Muhammad pun mulai tertarik akan banyaknya perbedaan tersebut dan terus memikirkannya, tak lama ibrahim putra beliau meninggal. beliau sangat bersedih dan beliau pun mengadu ke pada salah satu patung yang disegani oleh kaum quraisy di ka'bah selama beberapa hari. sekeras apapun beliau mengadu tak ada apapun yang terjadi dan beberapa orang menganggapnya telah gila karena membentak-bentak patung berhari-hari, beliau pun kembali teringat dialog dengan kaum ibrani dan kembali memikirkan siapa yang di panggil oleh kaum ibrani sebagai Tuhan. 

 Pertanyaan tentang.... Apakah sama patung ini dengan Tuhan yang disebut kaum ibrani ?, Quraisy pun mengenal Tuhan tapi kenapa mereka berdoa kepada patung ?, Kenapa quraisy suka menyebah patung,benci balita perempuan, sexbebas,dsb sedangkan ibrani tidak ?, Kenapa berbeda, kenapa seperti ini ?, Bisakah Patung ini mempuyai andil dalam terjadinya siang malam, padahal jika dia terjatuh maka dia akan pecah ?, Kenapa ada siang dan terasa panas dan malam semua orang tertidur ?, Saya ini apa dan siapa sebenarnya saya ? lalu Apa dan siapa sebenarnya Tuhan itu ?, Banyak pertanyaan yang ingin beliau temukan, Beliau berdialog dengan orang lain tapi jawabannya hanya tradisi dan penjelasan yang tak jelas yang beliau dapatkan,beliau terus memikirkannya secara tak sadar beliau mengasingkan diri keluar kota dan bermalam di gua,ketika pulang beliau berdialog dengan istrinya. melihat keadaan beliau khodijah merasa iba dan berusaha menghibur dan mengantikan tugas beliau untuk berdagang, sesekali membawakan makanan untuk beliau di gua(hira). 
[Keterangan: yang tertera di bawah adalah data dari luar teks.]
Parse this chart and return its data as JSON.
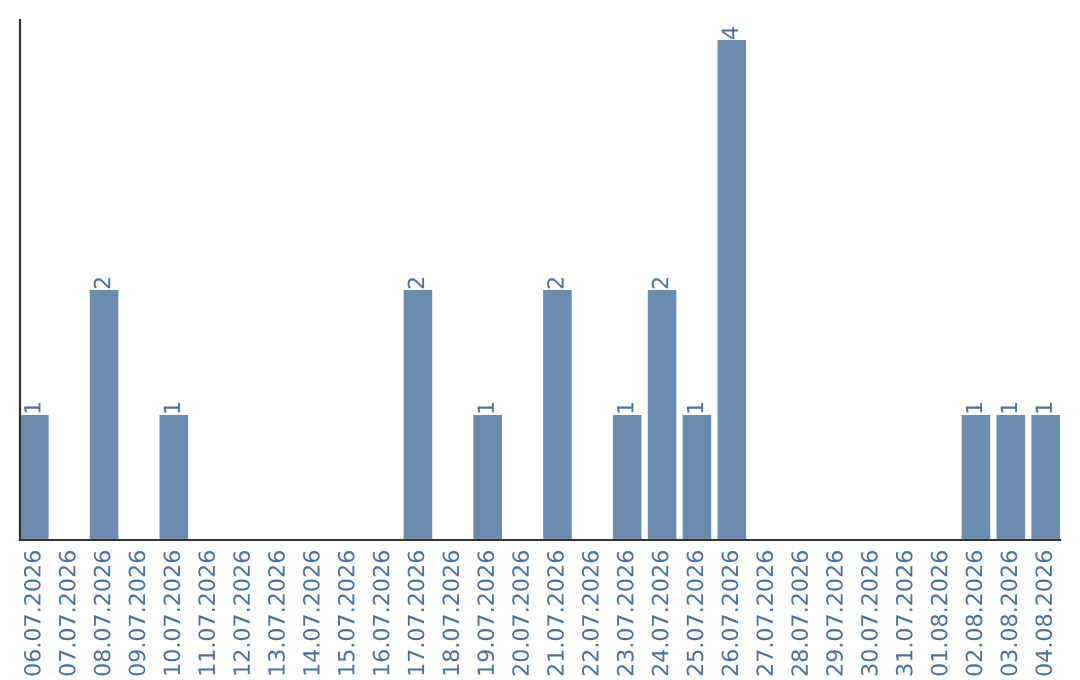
{
  "chart_data": {
    "type": "bar",
    "categories": [
      "06.07.2026",
      "07.07.2026",
      "08.07.2026",
      "09.07.2026",
      "10.07.2026",
      "11.07.2026",
      "12.07.2026",
      "13.07.2026",
      "14.07.2026",
      "15.07.2026",
      "16.07.2026",
      "17.07.2026",
      "18.07.2026",
      "19.07.2026",
      "20.07.2026",
      "21.07.2026",
      "22.07.2026",
      "23.07.2026",
      "24.07.2026",
      "25.07.2026",
      "26.07.2026",
      "27.07.2026",
      "28.07.2026",
      "29.07.2026",
      "30.07.2026",
      "31.07.2026",
      "01.08.2026",
      "02.08.2026",
      "03.08.2026",
      "04.08.2026"
    ],
    "values": [
      1,
      0,
      2,
      0,
      1,
      0,
      0,
      0,
      0,
      0,
      0,
      2,
      0,
      1,
      0,
      2,
      0,
      1,
      2,
      1,
      4,
      0,
      0,
      0,
      0,
      0,
      0,
      1,
      1,
      1
    ],
    "value_labels": [
      "1",
      null,
      "2",
      null,
      "1",
      null,
      null,
      null,
      null,
      null,
      null,
      "2",
      null,
      "1",
      null,
      "2",
      null,
      "1",
      "2",
      "1",
      "4",
      null,
      null,
      null,
      null,
      null,
      null,
      "1",
      "1",
      "1"
    ],
    "color": "#6b8cad",
    "tick_labels": "x",
    "grid": false
  }
}
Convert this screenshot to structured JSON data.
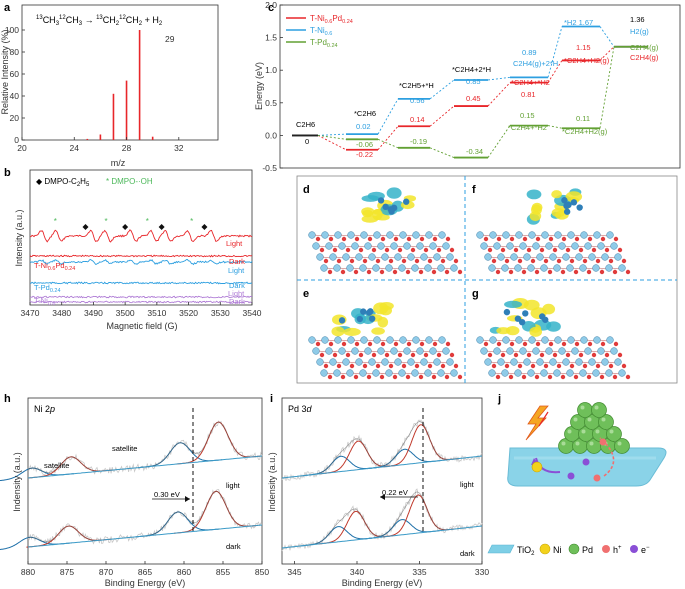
{
  "panel_labels": {
    "a": "a",
    "b": "b",
    "c": "c",
    "d": "d",
    "e": "e",
    "f": "f",
    "g": "g",
    "h": "h",
    "i": "i",
    "j": "j"
  },
  "colors": {
    "red": "#e8262a",
    "blue": "#2d9fe0",
    "green": "#62a033",
    "purple": "#b07dd6",
    "navy": "#1f5fa8",
    "ti": "#7ecfe6",
    "ni_atom": "#f3d21b",
    "pd_atom": "#6fbf5a",
    "hplus": "#f07070",
    "eminus": "#8a4fd6",
    "gray_data": "#c8c8c8",
    "dark_fit": "#c0392b",
    "blue_fit": "#1d6fa8",
    "envelope": "#555555"
  },
  "chart_data": [
    {
      "id": "a",
      "type": "bar",
      "title": "13CH3 12CH3 → 13CH2 12CH2 + H2",
      "title_parts": {
        "p1": "13",
        "p2": "CH",
        "p3": "3",
        "p4": "12",
        "p5": "CH",
        "p6": "3",
        "arrow": " → ",
        "p7": "13",
        "p8": "CH",
        "p9": "2",
        "p10": "12",
        "p11": "CH",
        "p12": "2",
        "p13": " + H",
        "p14": "2"
      },
      "xlabel": "m/z",
      "ylabel": "Relative Intensity (%)",
      "xlim": [
        20,
        35
      ],
      "ylim": [
        0,
        100
      ],
      "xticks": [
        "20",
        "24",
        "28",
        "32"
      ],
      "yticks": [
        "0",
        "20",
        "40",
        "60",
        "80",
        "100"
      ],
      "peak_label": "29",
      "peaks": [
        {
          "x": 25,
          "y": 1
        },
        {
          "x": 26,
          "y": 5
        },
        {
          "x": 27,
          "y": 42
        },
        {
          "x": 28,
          "y": 54
        },
        {
          "x": 29,
          "y": 100
        },
        {
          "x": 30,
          "y": 3
        }
      ]
    },
    {
      "id": "b",
      "type": "line",
      "xlabel": "Magnetic field (G)",
      "ylabel": "Intensity (a.u.)",
      "xlim": [
        3470,
        3540
      ],
      "xticks": [
        "3470",
        "3480",
        "3490",
        "3500",
        "3510",
        "3520",
        "3530",
        "3540"
      ],
      "legend": {
        "l1": "◆ DMPO-C",
        "l1s": "2",
        "l1b": "H",
        "l1c": "5",
        "l2": "* DMPO-·OH"
      },
      "series": [
        {
          "name": "T-Ni0.6Pd0.24",
          "label_main": "T-Ni",
          "sub1": "0.6",
          "mid": "Pd",
          "sub2": "0.24",
          "light": "Light",
          "dark": "Dark",
          "color": "#e8262a"
        },
        {
          "name": "T-Pd0.24",
          "label_main": "T-Pd",
          "sub1": "0.24",
          "light": "Light",
          "dark": "Dark",
          "color": "#2d9fe0"
        },
        {
          "name": "T-Ni0.6",
          "label_main": "T-Ni",
          "sub1": "0.6",
          "light": "Light",
          "dark": "Dark",
          "color": "#b07dd6"
        }
      ]
    },
    {
      "id": "c",
      "type": "line",
      "ylabel": "Energy (eV)",
      "ylim": [
        -0.5,
        2.0
      ],
      "yticks": [
        "-0.5",
        "0.0",
        "0.5",
        "1.0",
        "1.5",
        "2.0"
      ],
      "legend": [
        {
          "main": "T-Ni",
          "s1": "0.6",
          "mid": "Pd",
          "s2": "0.24",
          "color": "#e8262a"
        },
        {
          "main": "T-Ni",
          "s1": "0.6",
          "color": "#2d9fe0"
        },
        {
          "main": "T-Pd",
          "s1": "0.24",
          "color": "#62a033"
        }
      ],
      "states": [
        "C2H6",
        "*C2H6",
        "*C2H5+*H",
        "*C2H4+2*H",
        "C2H4(g)+2*H",
        "*H2",
        "H2(g)"
      ],
      "series": [
        {
          "name": "T-Ni0.6Pd0.24",
          "color": "#e8262a",
          "values": [
            0,
            -0.22,
            0.14,
            0.45,
            0.81,
            1.15,
            1.36
          ]
        },
        {
          "name": "T-Ni0.6",
          "color": "#2d9fe0",
          "values": [
            0,
            0.02,
            0.56,
            0.85,
            0.89,
            1.67,
            1.36
          ]
        },
        {
          "name": "T-Pd0.24",
          "color": "#62a033",
          "values": [
            0,
            -0.06,
            -0.19,
            -0.34,
            0.15,
            0.11,
            1.36
          ]
        }
      ],
      "value_labels": {
        "c2h6": "C2H6",
        "zero": "0",
        "v1": "*C2H6",
        "v2": "0.02",
        "v3": "-0.06",
        "v4": "-0.22",
        "v5": "*C2H5+*H",
        "v6": "0.56",
        "v7": "0.14",
        "v8": "-0.19",
        "v9": "*C2H4+2*H",
        "v10": "0.85",
        "v11": "0.45",
        "v12": "-0.34",
        "v13": "0.89",
        "v14": "C2H4(g)+2*H",
        "v15": "*C2H4+*H2",
        "v16": "0.81",
        "v17": "0.15",
        "v18": "*C2H4+*H2",
        "v19": "*H2  1.67",
        "v20": "1.15",
        "v21": "*C2H4+H2(g)",
        "v22": "0.11",
        "v23": "*C2H4+H2(g)",
        "v24": "1.36",
        "v25": "H2(g)",
        "v26": "C2H4(g)",
        "v27": "C2H4(g)"
      }
    },
    {
      "id": "h",
      "type": "line",
      "title_main": "Ni 2",
      "title_ital": "p",
      "xlabel": "Binding Energy (eV)",
      "ylabel": "Indensity (a.u.)",
      "xlim": [
        880,
        850
      ],
      "xticks": [
        "880",
        "875",
        "870",
        "865",
        "860",
        "855",
        "850"
      ],
      "annotations": {
        "sat1": "satellite",
        "sat2": "satellite",
        "shift": "0.30 eV",
        "light": "light",
        "dark": "dark"
      },
      "peaks_light": [
        {
          "x": 879.5,
          "h": 0.25
        },
        {
          "x": 874.5,
          "h": 0.45
        },
        {
          "x": 860.5,
          "h": 0.55
        },
        {
          "x": 855.6,
          "h": 1.0
        }
      ],
      "peaks_dark": [
        {
          "x": 879.8,
          "h": 0.25
        },
        {
          "x": 874.8,
          "h": 0.45
        },
        {
          "x": 860.8,
          "h": 0.55
        },
        {
          "x": 855.9,
          "h": 1.0
        }
      ]
    },
    {
      "id": "i",
      "type": "line",
      "title_main": "Pd 3",
      "title_ital": "d",
      "xlabel": "Binding Energy (eV)",
      "ylabel": "Indensity (a.u.)",
      "xlim": [
        346,
        330
      ],
      "xticks": [
        "345",
        "340",
        "335",
        "330"
      ],
      "annotations": {
        "shift": "0.22 eV",
        "light": "light",
        "dark": "dark"
      },
      "peaks_light": [
        {
          "x": 341.3,
          "h": 0.4
        },
        {
          "x": 339.9,
          "h": 0.75
        },
        {
          "x": 336.2,
          "h": 0.4
        },
        {
          "x": 334.9,
          "h": 1.0
        }
      ],
      "peaks_dark": [
        {
          "x": 341.5,
          "h": 0.4
        },
        {
          "x": 340.1,
          "h": 0.75
        },
        {
          "x": 336.4,
          "h": 0.4
        },
        {
          "x": 335.1,
          "h": 1.0
        }
      ]
    }
  ],
  "panel_j_legend": {
    "tio2": "TiO",
    "tio2_sub": "2",
    "ni": "Ni",
    "pd": "Pd",
    "hplus": "h",
    "hplus_sup": "+",
    "eminus": "e",
    "eminus_sup": "−"
  }
}
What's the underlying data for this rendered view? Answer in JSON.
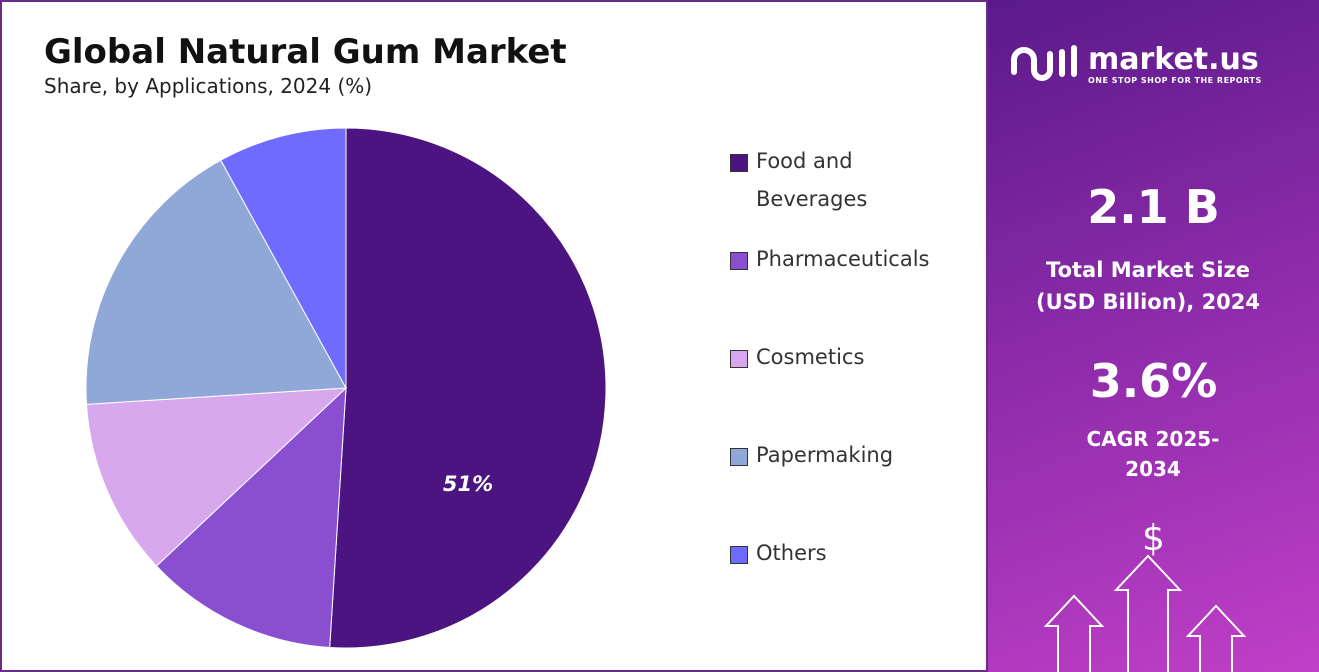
{
  "chart_data": {
    "type": "pie",
    "title": "Global Natural Gum Market",
    "subtitle": "Share, by Applications, 2024 (%)",
    "categories": [
      "Food and Beverages",
      "Pharmaceuticals",
      "Cosmetics",
      "Papermaking",
      "Others"
    ],
    "values": [
      51,
      12,
      11,
      18,
      8
    ],
    "value_labels": [
      "51%",
      null,
      null,
      null,
      null
    ],
    "colors": [
      "#4b1480",
      "#8a4fd0",
      "#d7a8ee",
      "#8fa8d8",
      "#6f6bff"
    ]
  },
  "panel": {
    "brand": "market.us",
    "tagline": "ONE STOP SHOP FOR THE REPORTS",
    "market_size": "2.1 B",
    "market_size_label": "Total Market Size (USD Billion), 2024",
    "cagr": "3.6%",
    "cagr_label": "CAGR 2025-2034",
    "symbol": "$"
  }
}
 Di tepi keterputusasaan karena belum ada jabawan apa yang tepat dari pertanyaan semua ini... turunlah Jibril dengan surat Al-Alaq ( Sebuah Revolusi Pengetahuan dan Sebuah Revolusi Moral ). Beliau berlari karena ketakutan dan menceritakan kepada istrinya, mendegar cerita tersebut Khodijah membawa Muhammad kepada Pendeta kenalannya dan mengetahui bahwa suaminya adalah utusan tuhan yang terakhir setelah Almasih yang di ceritakan di injil (zaman dahulu) yang bernama Ahmad. (Dikutip dari berbagai sumber) 

3, Ijtihad dari ringkasan tersebut dapat kita ambil spiritnya bahwa: Pertolongan Allah sangatlah dekat dengan hambanya. 

Sesuatu yang tak terlihat bukan berarti sesuatu itu tak ada. Keteguhan iman seseorang akan lahir dari proses pencarian pengetahuan. Muhammad adalah manusia biasa yang memikirkan keadaan masyarakatnya. Sebuah kebenaran takkan berkurang nilainya walaupun semua orang mengingkarinya. Salah satu faktor kemenangan Muhammad adalah dengan kekuatan Ekonomi dan Diplomasi. Semua Kebenaran datangnya dari Allah dan kesalahan datangnya dari diri saya sendiri, Semoga Bermanfaat.

Pengertian IMAN secara bahasa artinya PERCAYA,
"Sedangkan tiap-tiap kepercayaan yang logis senantiasa didasari oleh tahu,
ketahu-an atau pengetahuan, Baik secara langsung maupun tidak langsung."

Sangat tidak logis bahkan mustahil suatu kepercayaan tidak didasari oleh pengetahuan.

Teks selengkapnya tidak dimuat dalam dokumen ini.